What your EOFY statement doesn't tell you - but should
Your EOFY statement records the numbers, but it won't tell you whether your investment property is compliant, tax-efficient or performing as well as it could.
Your End of Financial Year (EOFY) statement has arrived. It’s tidy, it’s formatted, and it tells you exactly what came in and went out across the last 12 months. You forward it to your accountant, file it away, and consider the job done.
But your EOFY statement is a record of what happened. It has almost nothing to say about why it happened, whether it was good enough, or what’s quietly costing you money that doesn’t appear on the page anywhere.
Here are five things your EOFY statement doesn’t tell you but should.
1. The real cost of tenant turnover
If your property was re-let this year, your EOFY statement shows a letting fee. One line.
What it doesn’t capture is the full picture: advertising, make-good maintenance and cleaning between tenancies, downtime between leases, and the time invested in processing applications and onboarding a new tenant.
High turnover is often a signal worth investigating. Was the rent pitched too aggressively at renewal? Were maintenance requests slow?
The numbers don’t ask these questions. A good property manager should.
2. What your management fee is actually buying
Your management fee is a consistent deduction that’s easy to overlook. But your EOFY statement doesn’t tell you what it includes, and there’s enormous variation between property management agencies.
Some charge lower headline rates but add fees for inspections, lease renewals, maintenance coordination, or tribunal representation. Others charge a higher all-inclusive rate.
A good question to ask yourself is what am I getting for the fee that I’m paying?
Now is a good time to ask for a full breakdown of your management agreement and review any ad hoc fees charged during the year.
3. Whether your property is actually compliant right now
Your statement might show a smoke alarm compliance fee, but that doesn’t mean your property meets Queensland’s minimum housing standards, which fully rolled out to all existing tenancies in September 2024. These cover weatherproofing, functioning locks, adequate ventilation, and working fixtures throughout.
Non-compliance is a legal risk, not just a reputational one. Tenants can apply to QCAT for orders, request rent reductions, or terminate their lease. None of that shows up in your annual summary.
The right question to ask your property manager isn’t, “Were compliance costs paid?”, It’s, “Is my property compliant right now, and how do we know?”

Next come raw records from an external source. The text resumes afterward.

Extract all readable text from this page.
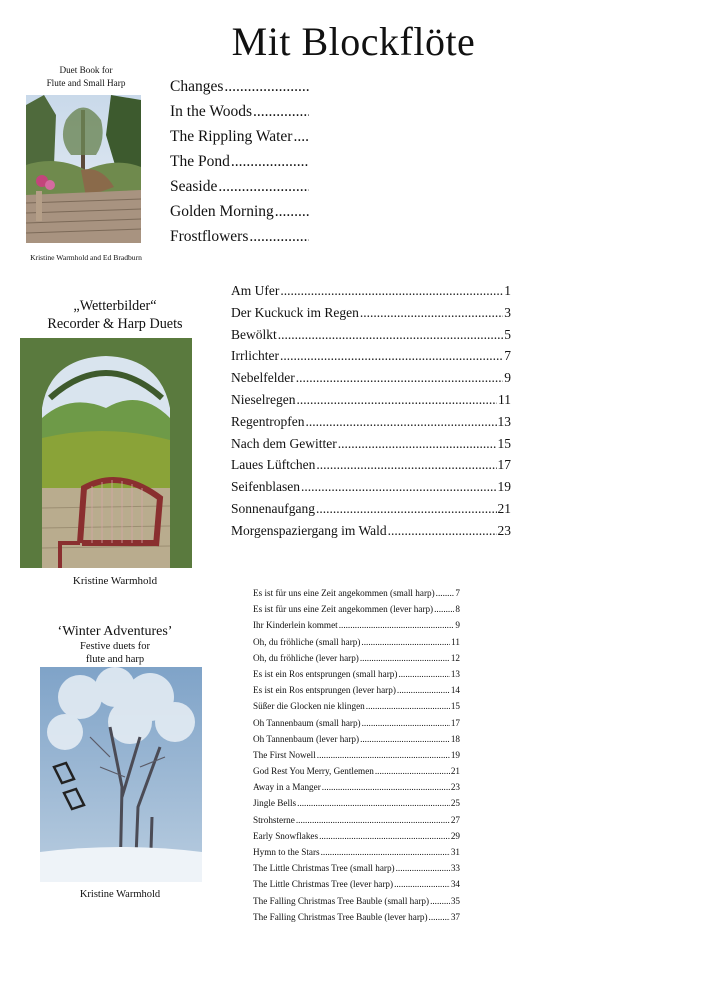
Mit Blockflöte
Duet Book for
Flute and Small Harp
Kristine Warmhold and Ed Bradburn
Changes
.....
In the Woods
.....
The Rippling Water
.....
The Pond
.....
Seaside
.....
Golden Morning
.....
Frostflowers
.....
„Wetterbilder“
Recorder & Harp Duets
Kristine Warmhold
Am Ufer .....	1
Der Kuckuck im Regen .....	3
Bewölkt .....	5
Irrlichter .....	7
Nebelfelder .....	9
Nieselregen .....	11
Regentropfen .....	13
Nach dem Gewitter .....	15
Laues Lüftchen .....	17
Seifenblasen .....	19
Sonnenaufgang .....	21
Morgenspaziergang im Wald .....	23
‘Winter Adventures’
Festive duets for
flute and harp
Kristine Warmhold
Es ist für uns eine Zeit angekommen (small harp) ..... 7
Es ist für uns eine Zeit angekommen (lever harp) ..... 8
Ihr Kinderlein kommet .....	9
Oh, du fröhliche (small harp) .....	11
Oh, du fröhliche (lever harp) .....	12
Es ist ein Ros entsprungen (small harp) .....	13
Es ist ein Ros entsprungen (lever harp) .....	14
Süßer die Glocken nie klingen .....	15
Oh Tannenbaum (small harp) .....	17
Oh Tannenbaum (lever harp) .....	18
The First Nowell .....	19
God Rest You Merry, Gentlemen .....	21
Away in a Manger .....	23
Jingle Bells .....	25
Strohsterne .....	27
Early Snowflakes .....	29
Hymn to the Stars .....	31
The Little Christmas Tree (small harp) .....	33
The Little Christmas Tree (lever harp) .....	34
The Falling Christmas Tree Bauble (small harp) ..... 35
The Falling Christmas Tree Bauble (lever harp) .....	37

4. Your depreciation position
Depreciation is one of the most valuable tax deductions available to property investors. Your property manager’s EOFY statement won’t touch it, because it falls outside their scope entirely.
If your property was built after 1985, you’re likely entitled to claim deductions for the building structure and plant and equipment (air conditioning units, carpet, hot water systems, and more).
A depreciation schedule typically costs $600–$900 and can generate thousands in deductions year after year.
If you don’t have one, or had renovation work done this year, talk to a quantity surveyor before your return is lodged.
5. What the market is doing right now
Your EOFY statement reflects last year’s rental income at last year’s rates. It says nothing about where the market sits today, whether your rent is competitive, or how your property is positioned heading into the new financial year.
South East Queensland has seen significant rental market movement in recent years. In some suburbs, rents that looked strong in 2025 are now at the lower end of the current range.
This is not because anything went wrong, but because the market shifted and rents weren’t adjusted in time.
If you haven’t had a formal rental appraisal in the last six months, now is the right time.
The statement is a starting point, not the whole story
Your EOFY statement is accurate as far as it goes. But as a tool for understanding the full health of your investment, it’s always going to be incomplete.
The best property managers don’t just generate the numbers; they help you understand what’s behind them.